Several limitations in our study exist. First, the study was not randomized, and the patients initiating isCGM may have been more motivated to handle their own disease, and other interventions could have had the same glucose-lowering effect. Since the indication HbA1c ≥ 70 mmol/mol for reimbursement of isCGM is objective, we believe this selection bias has been minimized though. Another issue with the lack of randomization is that our T1D-NOCGM group is not comparable with the T1D-CGM group. For example, T1D-CGM patients have much higher HbA1c at baseline due to the inclusion criterion of HbA1c ≥ 70 mmol/mol, but it was not possible to use the same criterion on T1D-NOCGM patients, because patients who did not initiate isCGM despite of the indication are not representative of T1D patients in general. Another issue with the study design is that other interventions/changes in the treatment of patients with diabetes in Region North Denmark in the same period could influence our results. However, our addition of a control group with follow-up in the same period makes it possible to assess the effect of any other glucose-lowering interventions for T1D patients. In the same line, data were extracted in the period of COVID-19, which may in general have affected the results. Previous published results show improved glycaemic control during the COVID-19 pandemic [20]. Finally, we lack important information, such as, body mass index, insulin dosing, type of CGM device (Freestyle Libre 1 or 2), type of CSII and device use, which could have strengthened our analyses. For example, compared with Libre 1, the Libre 2 device has real-time alarms to warn about hypo- and hyperglycaemia, which could influence glycaemic control. Furthermore, studies have shown that use of different CSII systems lead to significantly different glycaemic control [21]. Adjustment for the exact type of CSII would thus have strengthened our results.

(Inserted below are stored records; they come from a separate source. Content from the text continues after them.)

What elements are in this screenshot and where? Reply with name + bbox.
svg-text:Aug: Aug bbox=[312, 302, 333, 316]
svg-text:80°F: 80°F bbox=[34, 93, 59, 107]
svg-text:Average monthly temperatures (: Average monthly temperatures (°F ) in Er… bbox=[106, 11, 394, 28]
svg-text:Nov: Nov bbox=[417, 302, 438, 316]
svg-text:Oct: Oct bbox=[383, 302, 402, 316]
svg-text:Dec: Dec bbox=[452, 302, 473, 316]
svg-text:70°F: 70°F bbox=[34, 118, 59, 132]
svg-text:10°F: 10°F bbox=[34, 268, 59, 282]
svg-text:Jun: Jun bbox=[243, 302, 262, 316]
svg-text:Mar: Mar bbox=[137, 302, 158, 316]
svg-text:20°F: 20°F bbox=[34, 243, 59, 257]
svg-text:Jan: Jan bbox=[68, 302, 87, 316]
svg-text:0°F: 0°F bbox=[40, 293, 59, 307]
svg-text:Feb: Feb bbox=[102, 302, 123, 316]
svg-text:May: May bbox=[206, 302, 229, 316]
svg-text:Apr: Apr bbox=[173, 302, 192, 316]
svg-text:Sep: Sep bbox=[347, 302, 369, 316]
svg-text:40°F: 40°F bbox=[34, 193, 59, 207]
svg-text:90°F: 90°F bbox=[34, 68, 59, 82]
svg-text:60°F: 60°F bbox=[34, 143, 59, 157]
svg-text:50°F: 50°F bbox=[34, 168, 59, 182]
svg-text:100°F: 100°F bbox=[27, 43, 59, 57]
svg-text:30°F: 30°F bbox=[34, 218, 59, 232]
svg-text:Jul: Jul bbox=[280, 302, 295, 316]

An inherent risk in observational studies is selection bias, and especially matched designs may be prone to selection bias, because the choice of matched variables is subjective or based on available information. Other important factors, such as motivation, are not available in the data and may potentially be confounding factors. We tried to avoid matching to enable observation of all patients with T1D in the region, which we assess as a strength of the study. Another related strength is the high number of patients included and the regionwide setup. Finally, a strength is that the Diabetes Dataplatform used in this study has undergone significant quality control. For example, the disease codes for all patients in the database have been validated by screening patient journals.

In conclusion, our results indicate that patients with T1D in poor glycaemic control in Region North Denmark in general benefitted from using isCGM with a sustained 24-month improvement in HbA1c. However, older patients seem to have less effect of isCGM on HbA1c. We believe these results are important and should be taken into consideration by decision makers, but the results should be interpreted with care asour study was not randomized.